Comparing this with the South West Trains timetable for the service, I can check that all the arrival and departure times are correct. It’s worth pointing out that, while this data is an October 2010 timetable, the current timetable in operation hasn’t changed in that time.
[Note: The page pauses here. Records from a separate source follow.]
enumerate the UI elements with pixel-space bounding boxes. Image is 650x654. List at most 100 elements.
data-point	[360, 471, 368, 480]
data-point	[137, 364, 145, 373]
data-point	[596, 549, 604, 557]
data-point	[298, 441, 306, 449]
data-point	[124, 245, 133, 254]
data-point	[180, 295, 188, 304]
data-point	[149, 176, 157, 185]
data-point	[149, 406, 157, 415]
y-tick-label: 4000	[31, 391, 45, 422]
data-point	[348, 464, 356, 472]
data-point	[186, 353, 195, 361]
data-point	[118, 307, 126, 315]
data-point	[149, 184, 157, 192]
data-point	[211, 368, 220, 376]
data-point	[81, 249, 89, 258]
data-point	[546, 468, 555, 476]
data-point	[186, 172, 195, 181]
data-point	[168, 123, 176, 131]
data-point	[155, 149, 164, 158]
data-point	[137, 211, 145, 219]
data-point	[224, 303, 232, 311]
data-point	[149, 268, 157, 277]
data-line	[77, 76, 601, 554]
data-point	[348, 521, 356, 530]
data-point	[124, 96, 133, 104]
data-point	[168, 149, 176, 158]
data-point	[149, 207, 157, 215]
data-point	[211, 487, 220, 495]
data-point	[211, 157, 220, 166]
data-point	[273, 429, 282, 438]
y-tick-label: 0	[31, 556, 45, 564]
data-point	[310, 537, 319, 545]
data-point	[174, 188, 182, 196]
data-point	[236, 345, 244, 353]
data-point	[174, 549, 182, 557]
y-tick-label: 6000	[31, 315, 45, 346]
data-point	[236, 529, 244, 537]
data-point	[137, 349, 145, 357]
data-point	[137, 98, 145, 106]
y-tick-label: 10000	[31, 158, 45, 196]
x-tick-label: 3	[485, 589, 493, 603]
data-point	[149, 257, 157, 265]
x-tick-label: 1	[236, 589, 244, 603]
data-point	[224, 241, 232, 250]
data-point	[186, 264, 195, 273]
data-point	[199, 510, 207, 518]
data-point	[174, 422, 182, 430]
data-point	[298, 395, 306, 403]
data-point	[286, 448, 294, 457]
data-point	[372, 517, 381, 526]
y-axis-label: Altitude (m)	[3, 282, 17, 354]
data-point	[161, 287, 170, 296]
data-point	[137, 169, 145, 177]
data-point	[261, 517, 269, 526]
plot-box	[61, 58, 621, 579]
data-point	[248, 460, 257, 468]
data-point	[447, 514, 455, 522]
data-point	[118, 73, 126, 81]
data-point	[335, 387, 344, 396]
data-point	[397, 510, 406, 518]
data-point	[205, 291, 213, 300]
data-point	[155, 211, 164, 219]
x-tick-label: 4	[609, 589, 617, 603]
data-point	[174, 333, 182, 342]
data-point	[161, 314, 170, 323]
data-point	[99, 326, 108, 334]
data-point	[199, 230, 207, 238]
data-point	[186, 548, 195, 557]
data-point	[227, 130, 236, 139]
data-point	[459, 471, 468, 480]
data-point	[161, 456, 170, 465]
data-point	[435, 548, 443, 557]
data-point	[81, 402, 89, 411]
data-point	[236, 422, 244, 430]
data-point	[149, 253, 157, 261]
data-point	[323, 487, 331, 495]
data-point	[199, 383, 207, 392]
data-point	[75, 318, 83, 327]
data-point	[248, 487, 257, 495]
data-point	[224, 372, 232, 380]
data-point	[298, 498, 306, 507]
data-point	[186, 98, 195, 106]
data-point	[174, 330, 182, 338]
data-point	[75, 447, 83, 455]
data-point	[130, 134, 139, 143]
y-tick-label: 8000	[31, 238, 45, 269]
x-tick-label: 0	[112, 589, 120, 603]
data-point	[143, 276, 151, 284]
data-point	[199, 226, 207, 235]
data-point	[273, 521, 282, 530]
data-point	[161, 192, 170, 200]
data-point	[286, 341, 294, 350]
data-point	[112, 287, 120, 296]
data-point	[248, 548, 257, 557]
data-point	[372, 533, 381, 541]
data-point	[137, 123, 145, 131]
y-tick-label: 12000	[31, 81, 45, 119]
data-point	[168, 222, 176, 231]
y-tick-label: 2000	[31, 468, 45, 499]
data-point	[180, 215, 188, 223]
This code should also be treated with caution as it hasn’t been rigorously tested. As can be seen from some of the comments, there are parts of the TransXChange schema that I’ve ignored for the sake of simplicity, for example, the activity at the stop and whether it’s a “Dead Run”.

Now that I have a list of passing points for every station in Greater London, I can use the information to build a real-time train tracking system.